Выжженной оболочке доктора Нагинаты улыбаться было совсем не трудно, ведь душа ее сгорела на погребальном костре, сложенном под телом любимого мужчины.
Самой Наги за ним последовать не дали: она хотела по давней традиции шагнуть в пламя, но кто-то успел перехватить ее у самого огня. Она брыкалась, плакала и орала, просила отпустить к нему, но руки, такие же сильные, какими были руки ее мужа, держали крепко и безжалостно. А потом седой старик, в котором она с трудом узнала Стокера, обнял ее, не разжимая объятий позволил сползти на землю и, что-то шепча на ухо, укачивал до тех пор, пока не прогорел погребальный костер. Наги никогда не забыть, как теплый ветер, так похожий на легкие касания любимых губ, едва тронул ее лицо, взъерошил мокрую от слез шерсть, а потом поднял пепел и унес с собой то последнее, что осталось от Огонька. А вместе с пеплом забрал и ее сгоревшую душу.
Дальнейшее она помнила плохо. Кажется, Лидер, с теплотой и болью глядя на нее, передал Нагинату врачу. Кажется, много дней после этого она провела в палате с мягкими, теплыми стенами и отсутствием острых углов. Кажется, Стокер часто приезжал к ней, пытался разговаривать, рассказывал, что уладил все вопросы на ее работе. Наги, кажется, даже отвечала, глядя куда-то поверх его плеча. Она не пыталась сопротивляться тому, что с ней делали.
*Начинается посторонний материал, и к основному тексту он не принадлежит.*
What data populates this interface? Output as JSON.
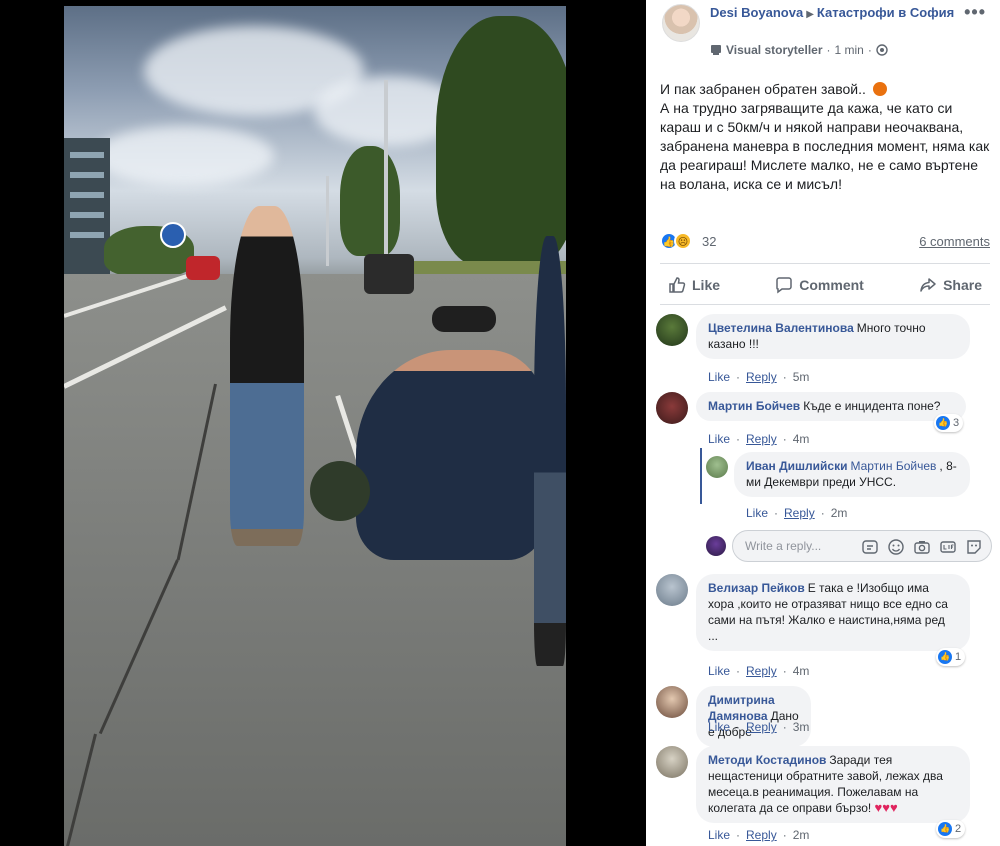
{
  "post": {
    "author": "Desi Boyanova",
    "group": "Катастрофи в София",
    "badge": "Visual storyteller",
    "time": "1 min",
    "more": "•••",
    "text_lines": [
      "И пак забранен обратен завой.. ",
      "А на трудно загряващите да кажа, че като си караш и с 50км/ч и някой направи неочаквана, забранена маневра в последния момент, няма как да реагираш! Мислете малко, не е само въртене на волана, иска се и мисъл!"
    ],
    "reactions_count": "32",
    "comments_count": "6 comments",
    "actions": {
      "like": "Like",
      "comment": "Comment",
      "share": "Share"
    }
  },
  "comments": [
    {
      "name": "Цветелина Валентинова",
      "text": "Много точно казано !!!",
      "like": "Like",
      "reply": "Reply",
      "time": "5m"
    },
    {
      "name": "Мартин Бойчев",
      "text": "Къде е инцидента поне?",
      "like": "Like",
      "reply": "Reply",
      "time": "4m",
      "reactions": "3"
    },
    {
      "name": "Иван Дишлийски",
      "mention": "Мартин Бойчев",
      "text": ", 8-ми Декември преди УНСС.",
      "like": "Like",
      "reply": "Reply",
      "time": "2m"
    },
    {
      "name": "Велизар Пейков",
      "text": "Е така е !Изобщо има хора ,които не отразяват нищо все едно са сами на пътя! Жалко е наистина,няма ред ...",
      "like": "Like",
      "reply": "Reply",
      "time": "4m",
      "reactions": "1"
    },
    {
      "name": "Димитрина Дамянова",
      "text": "Дано е добре",
      "like": "Like",
      "reply": "Reply",
      "time": "3m"
    },
    {
      "name": "Методи Костадинов",
      "text": "Заради тея нещастеници обратните завой, лежах два месеца.в реанимация. Пожелавам на колегата да се оправи бързо!",
      "like": "Like",
      "reply": "Reply",
      "time": "2m",
      "reactions": "2"
    }
  ],
  "write_reply": {
    "placeholder": "Write a reply..."
  },
  "colors": {
    "link": "#385898",
    "bubble": "#f2f3f5",
    "like_blue": "#1877f2",
    "heart": "#e0245e"
  }
}
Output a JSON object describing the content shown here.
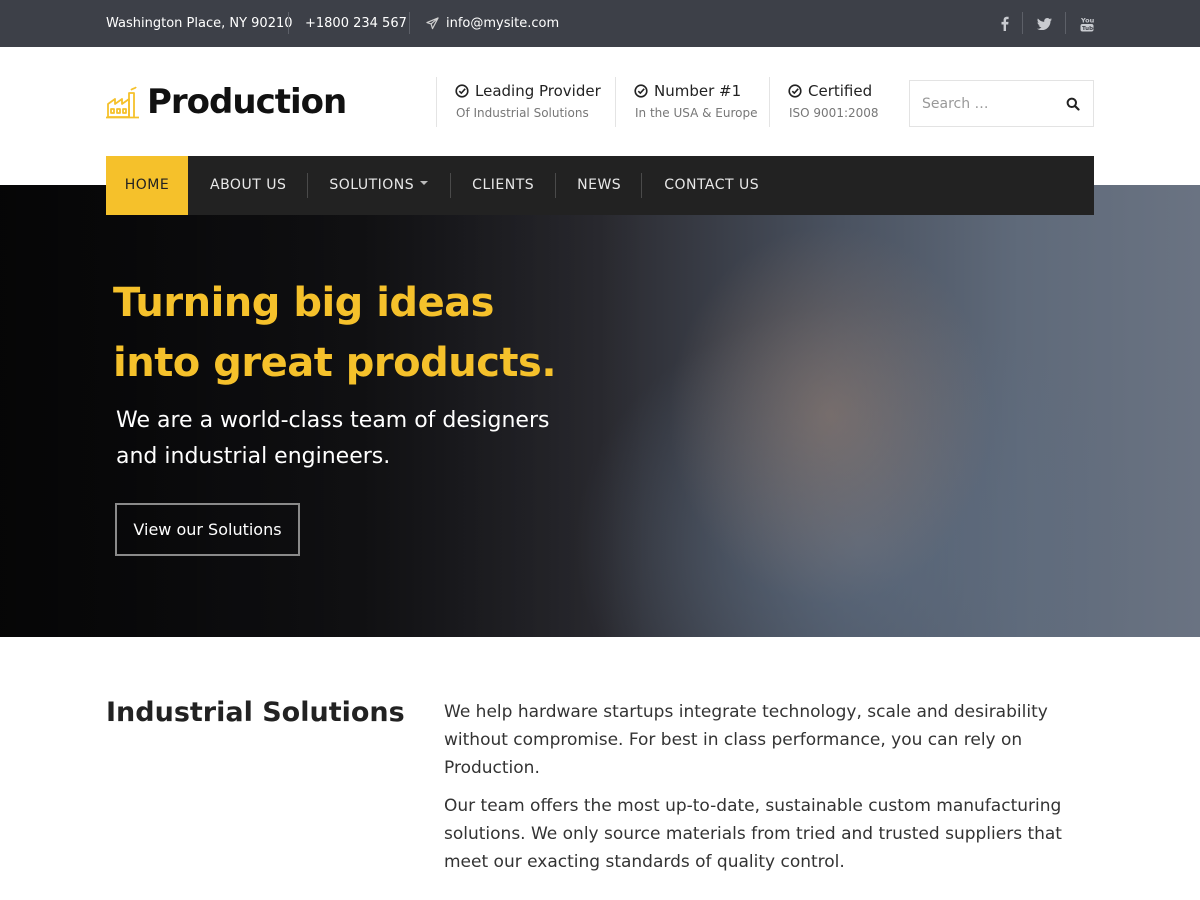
{
  "topbar": {
    "address": "Washington Place, NY 90210",
    "phone": "+1800 234 567",
    "email": "info@mysite.com",
    "social": [
      "facebook-icon",
      "twitter-icon",
      "youtube-icon"
    ]
  },
  "header": {
    "logo_text": "Production",
    "features": [
      {
        "title": "Leading Provider",
        "subtitle": "Of Industrial Solutions"
      },
      {
        "title": "Number #1",
        "subtitle": "In the USA & Europe"
      },
      {
        "title": "Certified",
        "subtitle": "ISO 9001:2008"
      }
    ],
    "search_placeholder": "Search …"
  },
  "nav": {
    "items": [
      {
        "label": "HOME"
      },
      {
        "label": "ABOUT US"
      },
      {
        "label": "SOLUTIONS"
      },
      {
        "label": "CLIENTS"
      },
      {
        "label": "NEWS"
      },
      {
        "label": "CONTACT US"
      }
    ]
  },
  "hero": {
    "title_line1": "Turning big ideas",
    "title_line2": "into great products.",
    "sub_line1": "We are a world-class team of designers",
    "sub_line2": "and industrial engineers.",
    "button": "View our Solutions"
  },
  "section": {
    "title": "Industrial Solutions",
    "paragraph1": "We help hardware startups integrate technology, scale and desirability without compromise. For best in class performance, you can rely on Production.",
    "paragraph2": "Our team offers the most up-to-date, sustainable custom manufacturing solutions. We only source materials from tried and trusted suppliers that meet our exacting standards of quality control."
  },
  "colors": {
    "accent": "#f5c12b",
    "topbar": "#3d4048",
    "nav": "#222222"
  }
}
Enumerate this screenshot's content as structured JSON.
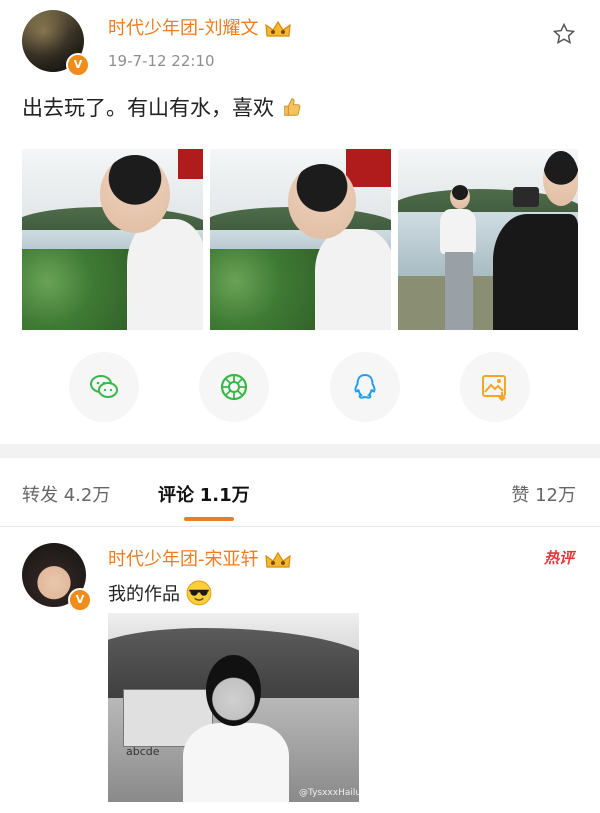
{
  "post": {
    "username": "时代少年团-刘耀文",
    "timestamp": "19-7-12 22:10",
    "text": "出去玩了。有山有水，喜欢",
    "verified_badge": "V",
    "emoji_icon": "thumbs-up-icon"
  },
  "share_buttons": [
    {
      "name": "wechat",
      "icon": "wechat-icon",
      "color": "#3cb54a"
    },
    {
      "name": "moments",
      "icon": "moments-icon",
      "color": "#3cb54a"
    },
    {
      "name": "qq",
      "icon": "qq-icon",
      "color": "#1e9ff2"
    },
    {
      "name": "save-image",
      "icon": "save-image-icon",
      "color": "#f5a623"
    }
  ],
  "tabs": {
    "repost": {
      "label": "转发",
      "count": "4.2万"
    },
    "comments": {
      "label": "评论",
      "count": "1.1万"
    },
    "likes": {
      "label": "赞",
      "count": "12万"
    }
  },
  "comment": {
    "username": "时代少年团-宋亚轩",
    "badge": "热评",
    "text": "我的作品",
    "verified_badge": "V",
    "shirt_text": "abcde",
    "watermark": "@TysxxxHailunHd"
  },
  "colors": {
    "accent": "#f07c1e",
    "hot": "#e8363a",
    "muted": "#8e8e8e"
  }
}
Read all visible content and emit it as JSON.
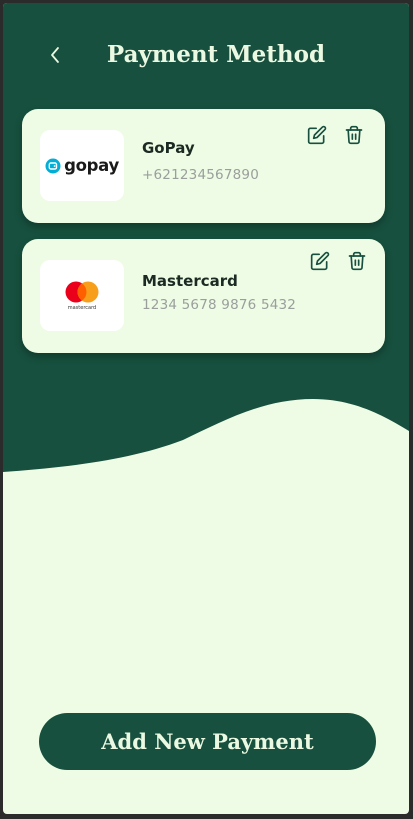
{
  "header": {
    "title": "Payment Method"
  },
  "payment_methods": [
    {
      "name": "GoPay",
      "number": "+621234567890",
      "logo_text": "gopay",
      "logo_icon": "gopay-logo"
    },
    {
      "name": "Mastercard",
      "number": "1234 5678 9876 5432",
      "logo_text": "mastercard",
      "logo_icon": "mastercard-logo"
    }
  ],
  "actions": {
    "add_label": "Add New Payment"
  },
  "icons": {
    "back": "chevron-left-icon",
    "edit": "edit-icon",
    "delete": "trash-icon"
  },
  "colors": {
    "primary_green": "#17503e",
    "light_bg": "#eefbe5",
    "title_text": "#ebf8e2",
    "card_text": "#1b2a22",
    "muted_text": "#9a9f9c"
  }
}
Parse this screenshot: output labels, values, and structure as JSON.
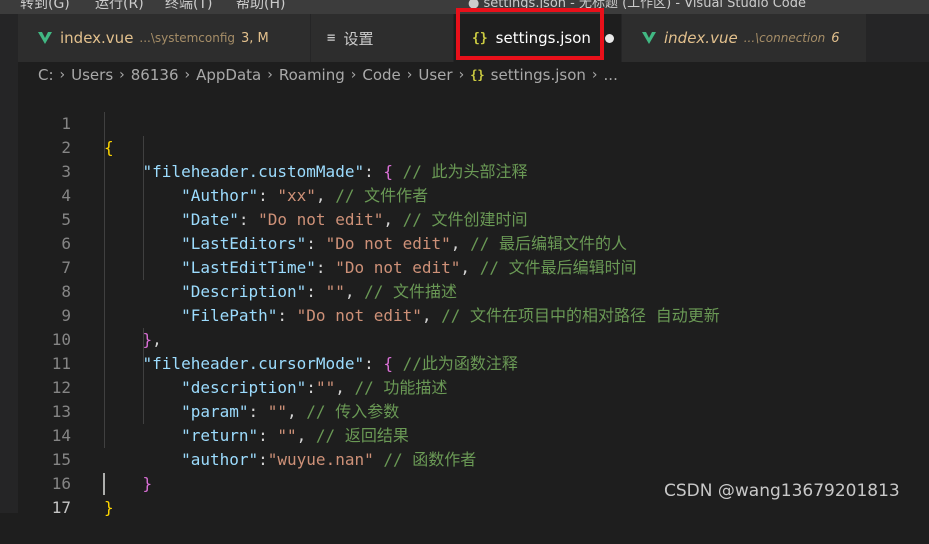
{
  "menu": {
    "items": [
      "转到(G)",
      "运行(R)",
      "终端(T)",
      "帮助(H)"
    ],
    "window_title": "● settings.json - 无标题 (工作区) - Visual Studio Code"
  },
  "tabs": [
    {
      "title": "index.vue",
      "desc": "...\\systemconfig",
      "badge": "3, M",
      "icon": "vue-icon",
      "active": false
    },
    {
      "title": "设置",
      "icon": "settings-icon",
      "icon_glyph": "≡",
      "active": false
    },
    {
      "title": "settings.json",
      "icon": "json-icon",
      "icon_glyph": "{}",
      "active": true,
      "dirty": true
    },
    {
      "title": "index.vue",
      "desc": "...\\connection",
      "badge": "6",
      "icon": "vue-icon",
      "active": false
    }
  ],
  "breadcrumb": {
    "parts": [
      "C:",
      "Users",
      "86136",
      "AppData",
      "Roaming",
      "Code",
      "User"
    ],
    "file": "settings.json",
    "file_icon": "{}",
    "tail": "..."
  },
  "editor": {
    "line_numbers": [
      "1",
      "2",
      "3",
      "4",
      "5",
      "6",
      "7",
      "8",
      "9",
      "10",
      "11",
      "12",
      "13",
      "14",
      "15",
      "16",
      "17"
    ],
    "current_line": "17"
  },
  "code": {
    "l1_open": "{",
    "l2_key": "\"fileheader.customMade\"",
    "l2_colon": ": ",
    "l2_brace": "{",
    "l2_comment": " // 此为头部注释",
    "l3_key": "\"Author\"",
    "l3_val": "\"xx\"",
    "l3_comment": "// 文件作者",
    "l4_key": "\"Date\"",
    "l4_val": "\"Do not edit\"",
    "l4_comment": "// 文件创建时间",
    "l5_key": "\"LastEditors\"",
    "l5_val": "\"Do not edit\"",
    "l5_comment": "// 最后编辑文件的人",
    "l6_key": "\"LastEditTime\"",
    "l6_val": "\"Do not edit\"",
    "l6_comment": "// 文件最后编辑时间",
    "l7_key": "\"Description\"",
    "l7_val": "\"\"",
    "l7_comment": "// 文件描述",
    "l8_key": "\"FilePath\"",
    "l8_val": "\"Do not edit\"",
    "l8_comment": "// 文件在项目中的相对路径 自动更新",
    "l9_close": "}",
    "l10_key": "\"fileheader.cursorMode\"",
    "l10_comment": " //此为函数注释",
    "l11_key": "\"description\"",
    "l11_val": "\"\"",
    "l11_comment": "// 功能描述",
    "l12_key": "\"param\"",
    "l12_val": "\"\"",
    "l12_comment": "// 传入参数",
    "l13_key": "\"return\"",
    "l13_val": "\"\"",
    "l13_comment": "// 返回结果",
    "l14_key": "\"author\"",
    "l14_val": "\"wuyue.nan\"",
    "l14_comment": "// 函数作者",
    "l15_close": "}",
    "l16_close": "}"
  },
  "watermark": "CSDN @wang13679201813",
  "colors": {
    "key": "#9cdcfe",
    "string": "#ce9178",
    "comment": "#6a9955",
    "bracket_level1": "#ffd700",
    "bracket_level2": "#da70d6",
    "modified_tab": "#e2c08d",
    "highlight_box": "#e8101a"
  }
}
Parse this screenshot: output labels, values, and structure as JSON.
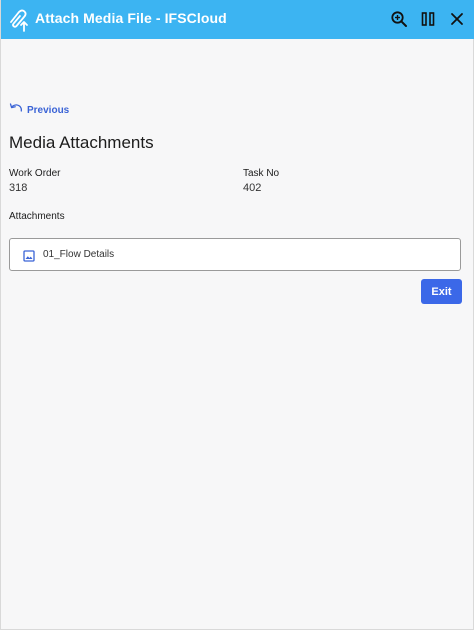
{
  "header": {
    "title": "Attach Media File - IFSCloud",
    "app_icon": "paperclip-upload-icon",
    "actions": [
      {
        "icon": "zoom-search-icon"
      },
      {
        "icon": "pause-columns-icon"
      },
      {
        "icon": "close-icon"
      }
    ],
    "background": "#3cb4f2"
  },
  "navigation": {
    "previous_label": "Previous",
    "previous_icon": "undo-arrow-icon"
  },
  "page": {
    "title": "Media Attachments"
  },
  "fields": {
    "work_order": {
      "label": "Work Order",
      "value": "318"
    },
    "task_no": {
      "label": "Task No",
      "value": "402"
    }
  },
  "attachments": {
    "label": "Attachments",
    "items": [
      {
        "name": "01_Flow Details",
        "icon": "image-icon"
      }
    ]
  },
  "actions": {
    "exit_label": "Exit",
    "exit_color": "#3b68e8"
  },
  "colors": {
    "accent": "#3a63d6",
    "background": "#f7f7f8"
  }
}
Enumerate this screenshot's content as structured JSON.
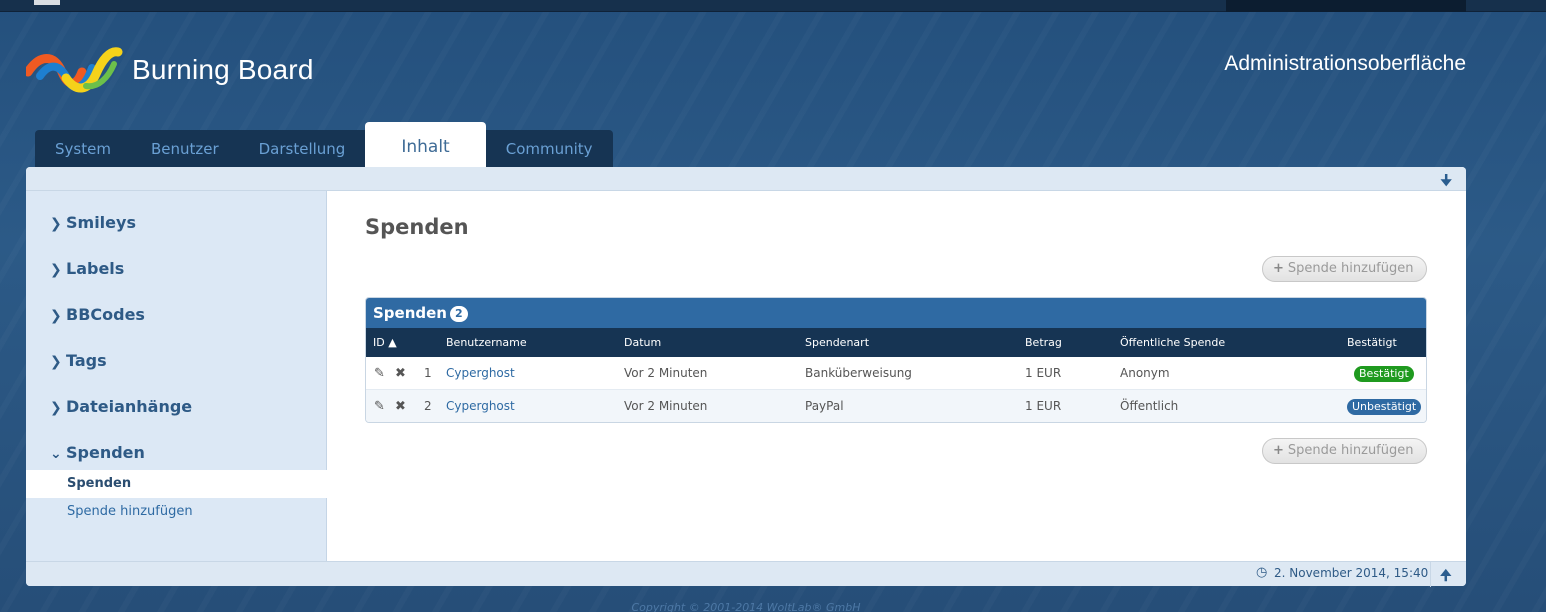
{
  "header": {
    "brand": "Burning Board",
    "admin_title": "Administrationsoberfläche"
  },
  "nav": {
    "tabs": [
      {
        "label": "System"
      },
      {
        "label": "Benutzer"
      },
      {
        "label": "Darstellung"
      },
      {
        "label": "Inhalt"
      },
      {
        "label": "Community"
      }
    ],
    "active": "Inhalt"
  },
  "sidebar": {
    "categories": [
      {
        "label": "Smileys",
        "expanded": false
      },
      {
        "label": "Labels",
        "expanded": false
      },
      {
        "label": "BBCodes",
        "expanded": false
      },
      {
        "label": "Tags",
        "expanded": false
      },
      {
        "label": "Dateianhänge",
        "expanded": false
      },
      {
        "label": "Spenden",
        "expanded": true
      }
    ],
    "subitems": [
      {
        "label": "Spenden",
        "active": true
      },
      {
        "label": "Spende hinzufügen",
        "active": false
      }
    ]
  },
  "content": {
    "title": "Spenden",
    "add_button": "Spende hinzufügen",
    "table": {
      "caption": "Spenden",
      "count": "2",
      "columns": [
        "ID",
        "Benutzername",
        "Datum",
        "Spendenart",
        "Betrag",
        "Öffentliche Spende",
        "Bestätigt"
      ],
      "rows": [
        {
          "id": "1",
          "user": "Cyperghost",
          "date": "Vor 2 Minuten",
          "type": "Banküberweisung",
          "amount": "1 EUR",
          "public": "Anonym",
          "status": "Bestätigt",
          "confirmed": true
        },
        {
          "id": "2",
          "user": "Cyperghost",
          "date": "Vor 2 Minuten",
          "type": "PayPal",
          "amount": "1 EUR",
          "public": "Öffentlich",
          "status": "Unbestätigt",
          "confirmed": false
        }
      ]
    }
  },
  "footer": {
    "timestamp": "2. November 2014, 15:40",
    "copyright": "Copyright © 2001-2014 WoltLab® GmbH"
  },
  "colors": {
    "accent": "#2f6aa3",
    "nav_dark": "#163453",
    "confirmed": "#1f9a1f"
  },
  "icons": [
    "user-avatar",
    "chevron-right-icon",
    "chevron-down-icon",
    "plus-icon",
    "pencil-icon",
    "cross-icon",
    "sort-asc-icon",
    "clock-icon",
    "arrow-down-icon",
    "arrow-up-icon"
  ]
}
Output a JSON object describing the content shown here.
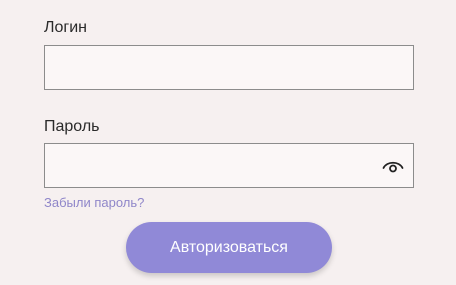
{
  "form": {
    "login": {
      "label": "Логин",
      "value": "",
      "placeholder": ""
    },
    "password": {
      "label": "Пароль",
      "value": "",
      "placeholder": "",
      "toggle_icon": "eye-icon"
    },
    "forgot_password_label": "Забыли пароль?",
    "submit_label": "Авторизоваться"
  },
  "colors": {
    "background": "#f6f0f0",
    "input_border": "#8c8c8c",
    "link": "#8f86c9",
    "button": "#9089d7",
    "button_text": "#ffffff"
  }
}
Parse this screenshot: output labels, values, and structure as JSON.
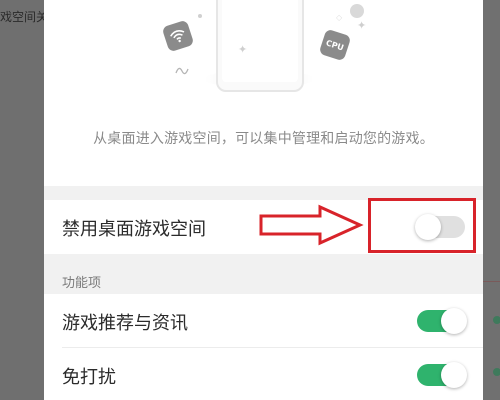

Спустя месяц медикаментозного лечения Нагината стала реагировать на вопросы и вполне осмысленно на них отвечать. Тогда ей позволили вернуться домой, а немного позже и на работу. Она не стала противиться: пустой оболочке, оставшейся от молодой вдовы, было все равно, чем заниматься. Ее мозг по-прежнему знал, как работать с пациентами, поэтому каждое утро она вставала и шла в консультацию. Вечером возвращалась в пустую квартиру, полную вещей, которые напоминали ей о потере, готовила еду, вкус которой не чувствовала, и устраивалась спать на диване. Двери отгороженной черным стеклом ниши, где стояла их широкая супружеская кровать, она так и не смогла заставить себя открыть.
С уходом Огонька приемы стали ее единственным контактом с миром. Даже с братом да тетей Терри, единственными, кто звонил время от времени, Наги старалась не общаться. На то, чтобы обманывать веселым щебетанием еще и их, сил просто не было.
Нагината оживала лишь на несколько мгновений за день. Каждое утро она открывала тест на беременность, выполняла все, что требовала инструкция, и с замиранием сердца ждала результата. Напрягая глаза, внимательно всматривалась в то, как проявлялась голубая полоска на белом фоне, и молила всех известных ей богов, чтобы показалась и вторая. Перед тем, как Огонек ее покинул, у них был благоприятный для зачатия период, она же все посчитала и даже перепроверила в программах! Они были так горячи друг с другом, столько раз соединяли тела в последние месяцы, так жарко отдаваясь страсти! Муж ее все это время был совершенно ненасытен: мог взять несколько раз за ночь, мог приехать днем к ней на работу и, будто вернувшись в то время, когда лишь учил познавать грани близости, увозил в горы подальше от глаз. Там, даже не раздев, он овладевал своей женщиной прямо под открытым небом. Он столько раз любил ее так, будто она была единственным, что держит его в этом мире!.. И Наги никак не могла понять, отчего же тест все еще упорно показывает всего лишь одну полоску? Огонек ушел, но он был должен — просто обязан! — оставить ей того, ради кого она найдет силы жить, кому сможет дарить тепло, кто никогда не оставит ее в одиночестве!